Benevento, Arco di s. Gennaro (interno)

   Il nostro Gennaro, deciso ad abbracciare la vita sacerdotale sin dal 284, incominciò ben presto a mettersi al servizio dei servi nel ricco palazzo del padre. In quell’anno, caratterizzato da una forte recessione dovuta alla stagnazione economica derivante dall’anarchia militare, saliva al trono Diocleziano, l’artefice di una delle persecuzioni più efferate contro i cristiani, di cui fu vittima anche il nostro Gennaro (2).

   Ordinato sacerdote il 24 maggio del 302 e divenuto strumento di miracoli del Signore, tanto in Città quanto in Campania, il 27 dicembre di quello stesso anno fu consacrato vescovo di Benevento dal papa Marcellino (294-304), andando ad occupare la cattedra lasciata dal vescovo Deodato (Adeodato), passato a glorificare il Signore nell’unione dei Santi (3).

In quegli anni, s. Modestino, s. Flaviano e s. Fiorentino, partiti da Antiochia per sfuggire alle persecuzioni di Diocleziano, erano giunti in finibus castri Mercuriani in loco ubi dicitur Praterium, nei pressi dell’odierna Mercogliano nei dintorni d’Avellino, dove già da qualche tempo predicava s. Ippolisto (4).

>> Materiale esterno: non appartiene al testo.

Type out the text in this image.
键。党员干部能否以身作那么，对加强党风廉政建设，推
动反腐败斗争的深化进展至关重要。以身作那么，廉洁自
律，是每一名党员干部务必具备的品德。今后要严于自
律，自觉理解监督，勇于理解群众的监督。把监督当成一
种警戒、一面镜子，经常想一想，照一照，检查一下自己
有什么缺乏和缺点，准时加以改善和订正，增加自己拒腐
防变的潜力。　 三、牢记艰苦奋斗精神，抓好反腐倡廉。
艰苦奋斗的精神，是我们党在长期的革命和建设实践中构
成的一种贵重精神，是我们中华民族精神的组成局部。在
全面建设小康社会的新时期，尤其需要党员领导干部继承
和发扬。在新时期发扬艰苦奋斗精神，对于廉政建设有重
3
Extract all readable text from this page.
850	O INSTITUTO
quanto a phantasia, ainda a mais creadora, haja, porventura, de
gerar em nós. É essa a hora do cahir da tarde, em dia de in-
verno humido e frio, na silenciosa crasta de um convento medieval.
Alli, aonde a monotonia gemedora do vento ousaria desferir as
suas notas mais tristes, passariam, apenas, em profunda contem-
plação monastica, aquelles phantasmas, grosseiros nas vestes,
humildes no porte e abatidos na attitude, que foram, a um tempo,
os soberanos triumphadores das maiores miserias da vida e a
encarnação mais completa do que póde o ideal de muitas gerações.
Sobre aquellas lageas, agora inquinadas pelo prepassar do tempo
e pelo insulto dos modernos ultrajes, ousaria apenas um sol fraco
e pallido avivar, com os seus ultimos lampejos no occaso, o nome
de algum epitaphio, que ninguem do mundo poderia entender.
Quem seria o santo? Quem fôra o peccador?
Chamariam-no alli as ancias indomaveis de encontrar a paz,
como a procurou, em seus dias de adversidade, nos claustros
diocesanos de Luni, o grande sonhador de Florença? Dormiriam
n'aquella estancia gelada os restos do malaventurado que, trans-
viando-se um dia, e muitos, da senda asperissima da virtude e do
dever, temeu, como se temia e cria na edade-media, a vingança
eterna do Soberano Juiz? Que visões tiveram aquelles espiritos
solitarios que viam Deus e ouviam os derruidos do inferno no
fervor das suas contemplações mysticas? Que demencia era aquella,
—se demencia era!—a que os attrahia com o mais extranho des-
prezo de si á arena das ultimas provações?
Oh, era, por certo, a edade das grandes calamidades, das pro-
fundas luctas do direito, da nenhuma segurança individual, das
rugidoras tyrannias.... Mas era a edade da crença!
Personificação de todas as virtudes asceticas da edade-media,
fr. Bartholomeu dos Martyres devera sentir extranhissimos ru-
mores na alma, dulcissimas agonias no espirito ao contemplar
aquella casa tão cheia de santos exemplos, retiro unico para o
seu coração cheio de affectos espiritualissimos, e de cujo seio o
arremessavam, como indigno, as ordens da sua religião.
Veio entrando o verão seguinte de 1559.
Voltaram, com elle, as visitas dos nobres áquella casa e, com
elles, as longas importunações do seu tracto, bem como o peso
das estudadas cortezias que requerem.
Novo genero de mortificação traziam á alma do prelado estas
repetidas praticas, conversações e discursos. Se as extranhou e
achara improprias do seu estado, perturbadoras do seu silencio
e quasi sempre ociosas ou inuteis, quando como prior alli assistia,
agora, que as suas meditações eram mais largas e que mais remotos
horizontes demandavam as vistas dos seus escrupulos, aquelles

Domenichino, Napoli, Cappella del Tesoro:

s. Gennaro abbraccia il diacono Sossio

Nel 303 il nostro giovane vescovo, venuto a conoscenza che il diacono Sossio della chiesa di Miseno era stato colpito dall’editto di persecuzione di Diocleziano per aver osteggiato il culto della Sibilla Cumana, si mise subito in viaggio in compagnia del diacono Festo e dal lettore Desiderio, per raggiungere Pozzuoli. Sossio, messo a conoscenza dell’arrivo dei tre, andò subito a trovarli, ma, sebbene avesse usato grande discrezione, venne scoperto ed arrestato per ordine del giudice Draconzio. La stessa sorte toccò poi a Gennaro, a Festo e a Desiderio, quando, durante una visita fatta in carcere, dovettero confessare la loro fede religiosa. Rimasti fedeli all’amore per Cristo, si rifiutarono di sacrificare agli dei e perciò furono condannati tutti e quattro, dapprima ad essere sbranati dagli orsi nell’anfiteatro di Pozzuoli e poi  alla decapitazione: la sentenza fu eseguita il 19 settembre dell’anno 305 nel Foro Vulcano alla Solfatara di Pozzuoli, mentre era governatore della Campania il preside Timoteo (5).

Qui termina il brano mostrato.